Molti i cittadini di Camerota originari del Venezuela che hanno deciso di partecipare alla diretta Rai e tutti con una “banda azul” attaccata al braccio, per identificarsi con la rivolta che il leader Guaidò ha intrapreso contro il governo Maduro.

“La casa è diventata ormai un carcere – ha dichiarato Leidy, una ragazza che da un anno vive a Marina di Camerota insieme alla  famiglia – La paura che a mia figlia potesse succedere qualcosa mi ha portato via dal Venezuela“.

C’è anche chi però non vuole essere ripreso dalle telecamere perché in Venezuela ha ancora dei parenti e chiede allo stato Italiano di “riconoscere Guaidò come Presidente ad Interim perché il governo Maduro è finanziato dal narcotraffico venezuelano“. Richiesta, quest’ultima, fatta anche dal presidente dell‘associazione “Alma llenera” Giuseppe Volpe, da dieci anni attiva nel comune di Camerota e sempre più vicina al popolo venezuelano.

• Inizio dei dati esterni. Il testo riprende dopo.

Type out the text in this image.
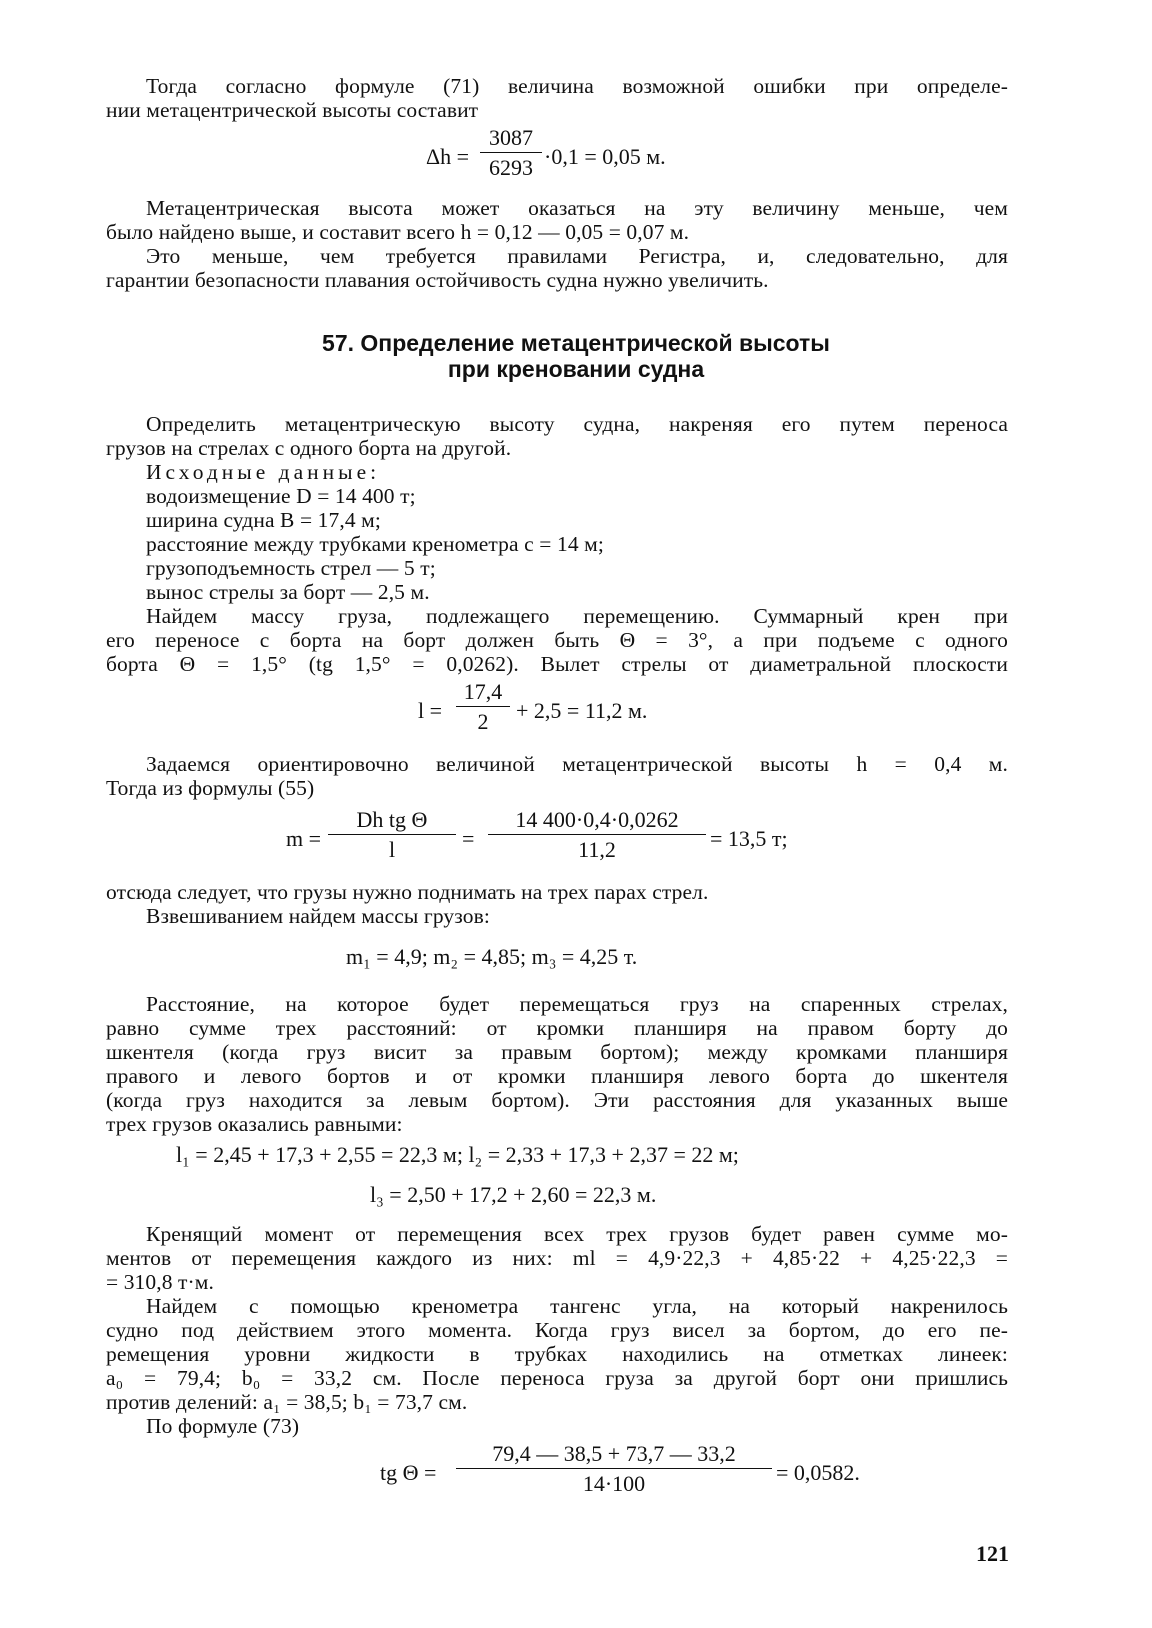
Тогда согласно формуле (71) величина возможной ошибки при определе-
нии метацентрической высоты составит
$\Delta h = \frac{3087}{6293} \cdot 0,1 = 0,05$ м.
Метацентрическая высота может оказаться на эту величину меньше, чем
было найдено выше, и составит всего h = 0,12 — 0,05 = 0,07 м.
Это меньше, чем требуется правилами Регистра, и, следовательно, для
гарантии безопасности плавания остойчивость судна нужно увеличить.
57. Определение метацентрической высоты
при креновании судна
Определить метацентрическую высоту судна, накреняя его путем переноса
грузов на стрелах с одного борта на другой.
Исходные данные:
водоизмещение D = 14 400 т;
ширина судна B = 17,4 м;
расстояние между трубками кренометра c = 14 м;
грузоподъемность стрел — 5 т;
вынос стрелы за борт — 2,5 м.
Найдем массу груза, подлежащего перемещению. Суммарный крен при
его переносе с борта на борт должен быть Θ = 3°, а при подъеме с одного
борта Θ = 1,5° (tg 1,5° = 0,0262). Вылет стрелы от диаметральной плоскости
$l = \frac{17,4}{2} + 2,5 = 11,2$ м.
Задаемся ориентировочно величиной метацентрической высоты h = 0,4 м.
Тогда из формулы (55)
$m = \frac{\text{Dh tg Θ}}{l} = \frac{14 400\cdot 0,4\cdot 0,0262}{11,2} = 13,5$ т;
отсюда следует, что грузы нужно поднимать на трех парах стрел.
Взвешиванием найдем массы грузов:
m₁ = 4,9; m₂ = 4,85; m₃ = 4,25 т.
Расстояние, на которое будет перемещаться груз на спаренных стрелах,
равно сумме трех расстояний: от кромки планширя на правом борту до
шкентеля (когда груз висит за правым бортом); между кромками планширя
правого и левого бортов и от кромки планширя левого борта до шкентеля
(когда груз находится за левым бортом). Эти расстояния для указанных выше
трех грузов оказались равными:
l₁ = 2,45 + 17,3 + 2,55 = 22,3 м; l₂ = 2,33 + 17,3 + 2,37 = 22 м;
l₃ = 2,50 + 17,2 + 2,60 = 22,3 м.
Кренящий момент от перемещения всех трех грузов будет равен сумме мо-
ментов от перемещения каждого из них: ml = 4,9·22,3 + 4,85·22 + 4,25·22,3 =
= 310,8 т·м.
Найдем с помощью кренометра тангенс угла, на который накренилось
судно под действием этого момента. Когда груз висел за бортом, до его пе-
ремещения уровни жидкости в трубках находились на отметках линеек:
a₀ = 79,4; b₀ = 33,2 см. После переноса груза за другой борт они пришлись
против делений: a₁ = 38,5; b₁ = 73,7 см.
По формуле (73)
tg $\Theta = \frac{79,4 — 38,5 + 73,7 — 33,2}{14\cdot 100} = 0,0582$.
121
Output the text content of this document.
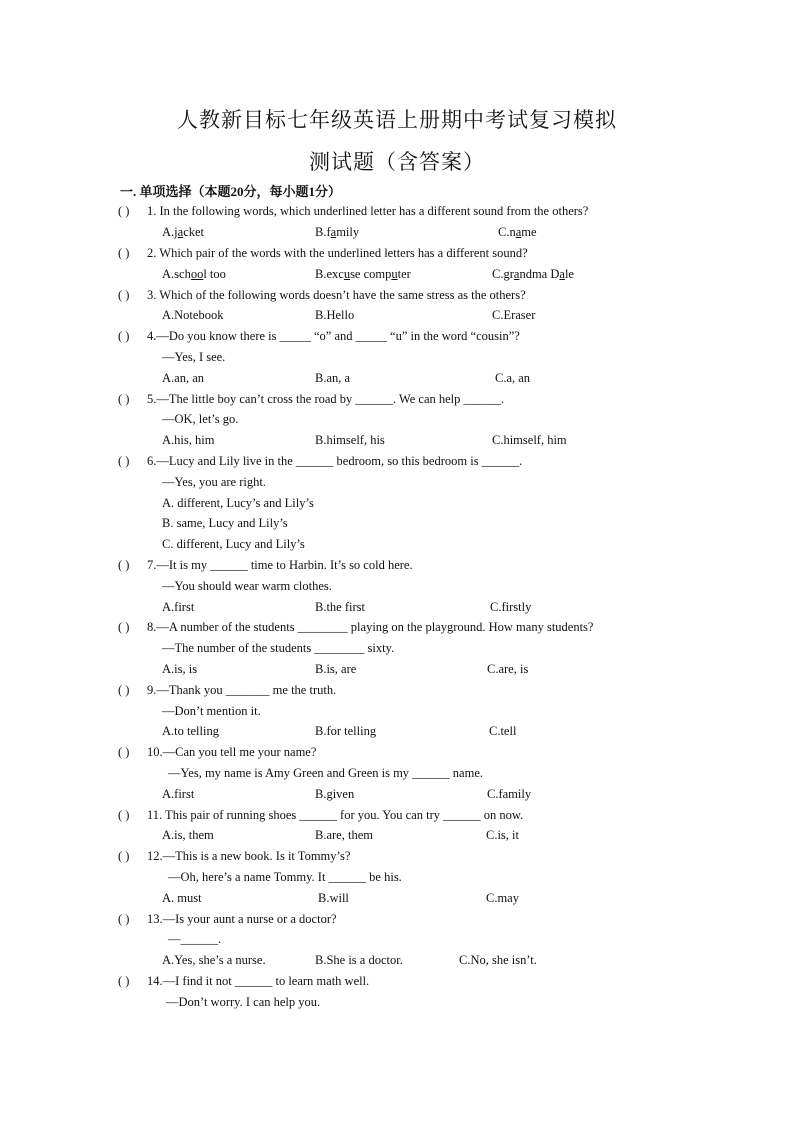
人教新目标七年级英语上册期中考试复习模拟
测试题（含答案）
一. 单项选择（本题20分，每小题1分）
( ) 1. In the following words, which underlined letter has a different sound from the others?
A.jacket	B.family	C.name
( ) 2. Which pair of the words with the underlined letters has a different sound?
A.school too	B.excuse computer	C.grandma Dale
( ) 3. Which of the following words doesn’t have the same stress as the others?
A.Notebook	B.Hello	C.Eraser
( ) 4.—Do you know there is _____ “o” and _____ “u” in the word “cousin”?
—Yes, I see.
A.an, an	B.an, a	C.a, an
( ) 5.—The little boy can’t cross the road by ______. We can help ______.
—OK, let’s go.
A.his, him	B.himself, his	C.himself, him
( ) 6.—Lucy and Lily live in the ______ bedroom, so this bedroom is ______.
—Yes, you are right.
A. different, Lucy’s and Lily’s
B. same, Lucy and Lily’s
C. different, Lucy and Lily’s
( ) 7.—It is my ______ time to Harbin. It’s so cold here.
—You should wear warm clothes.
A.first	B.the first	C.firstly
( ) 8.—A number of the students ________ playing on the playground. How many students?
—The number of the students ________ sixty.
A.is, is	B.is, are	C.are, is
( ) 9.—Thank you _______ me the truth.
—Don’t mention it.
A.to telling	B.for telling	C.tell
( ) 10.—Can you tell me your name?
—Yes, my name is Amy Green and Green is my ______ name.
A.first	B.given	C.family
( ) 11. This pair of running shoes ______ for you. You can try ______ on now.
A.is, them	B.are, them	C.is, it
( ) 12.—This is a new book. Is it Tommy’s?
—Oh, here’s a name Tommy. It ______ be his.
A. must	B.will	C.may
( ) 13.—Is your aunt a nurse or a doctor?
—______.
A.Yes, she’s a nurse.	B.She is a doctor.	C.No, she isn’t.
( ) 14.—I find it not ______ to learn math well.
—Don’t worry. I can help you.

Molto commovente è stato l’intervento di Serena, una ragazza di 21 anni che da cinque mesi vive a Marina di Camerota e che da poco tempo ha sconfitto un tumore. “In Venezuela non riuscivo a trovare le medicine per curarmi – ha dichiarato – ed ero costretta a comprarle in Colombia“.

Vicini al popolo venezuelano sono apparsi anche l’assessore alla Cultura Teresa Esposito, sempre vicina ai bisogni dei cittadini, e il Sindaco di Camerota Mario Salvatore Scarpitta che ha sottolineato le centinaia di richieste arrivate al Comune da italo venezuelani per far rientro in Italia.

“Abbiamo un filo diretto con il Venezuela per sapere gli sviluppi – ha detto Scarpitta – Ci sono persone che adesso hanno perso tutto e noi sappiamo quanto è stato importante il Venezuela per lo sviluppo del nostro Comune“.